Lebanon: ANHRI Deplores the Censorship Conditions for Licensing “Beirut Syndrome” Play

Cairo: 23 November, 2015

The Arabic Network for Human Rights Information (ANHRI) condemns the condition made by the General Security’s Censorship Bureau, on November 16, for licensing “Beirut Syndrome” play directed and written by Lucien Bourjeily; as it required the omission of some sentences in order to give the license for its release.

On his Facebook account, Bourjeily announced he headed to the General Security’s Censorship Bureau on the 16th of November so as to receive the approval of the play, half of which was submitted to the bureau, entitled “Beirut Syndrome”, on 23 October 2015. The play revolves around a female citizen decides to publicly unmask and judge a political leader (unspecified) who is corrupt and criminal, under the absence of any other means of accountability. Bourjeily had been writing “Beirut Syndrome” for more than a year and a half. Nervelessness, he was surprised with the General Security’s Censorship Bureau asking him to sign for the omission of two sentences in two different scenes of the text, in which the corrupt politician talks about the censorship bureau’s merits and his good relationship with it. In return, Bourjeily would obtain the license of the play. However, Bourjeily refused such a compromise considering each sentence has its own importance in the theatrical text.

Lucien Bourjeily is a young Lebanese writer and director. He jointly works with March Association. His interactive play “Le Ayonk Saydna” (for your sake,Our Lord) was banned by the General Security. In 2013, he released a play entitled “Betaa’ta aw Ma Betaa’ta” (Cut or no cut), which talks about the Censorship Bureau. Bourjeily was also banned from traveling in May 2014 owing to his play.

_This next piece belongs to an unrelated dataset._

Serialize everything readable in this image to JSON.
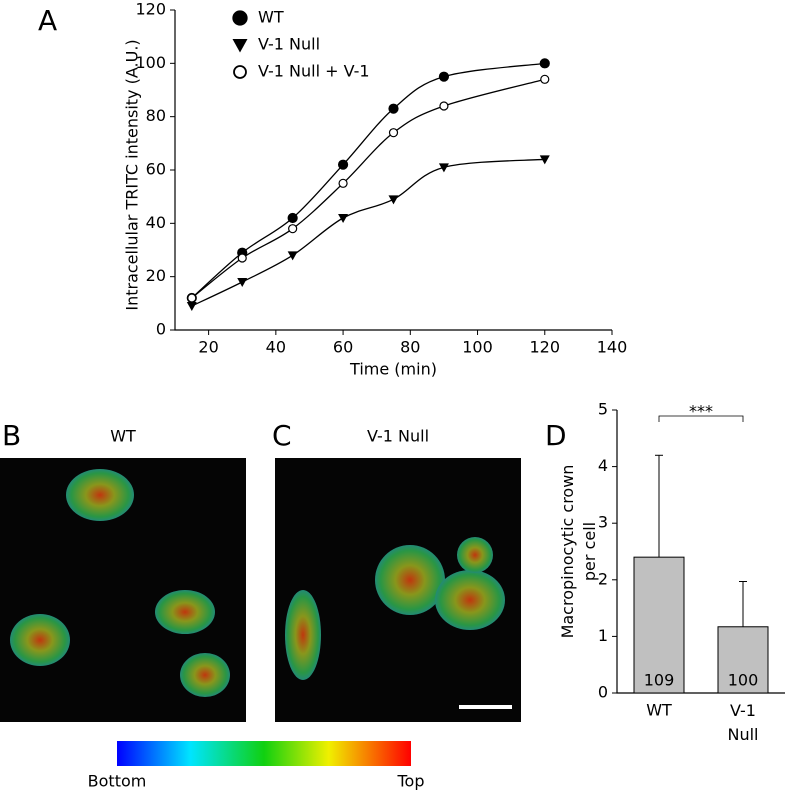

We refuse the censor’s intervention either by modification, omission or addition to a piece of artwork, especially if it was for politically motivated reasons. The artwork is an integrated structure. We cannot extract part of it, particularly if it is an integral part of its artistic construction. In case “Beirut Syndrome” play talks about unmasking the ruler, it is unreasonable that the author misses the use of censorship authority as a tool in the hands of the ruler to blackout corruption”, ANHRI said.

It added, “the frequent ban of artworks highlights once more the role of censorship in hindering the development of the artistic movement in the Arab countries, as well as the suppression of critical and constructive thoughts. Thus, the right of censorship should be withdrawn from the General Security and returned to the citizen, who is the owner of the inherent right to judge the piece of artwork, besides being the one who deems it desirable or undesirable.

ANHRI calls on the General Security’s authority to approve the theatrical text of “Beirut Syndrome” play, and lift censorship on the citizen in terms of what should be displayed or shown.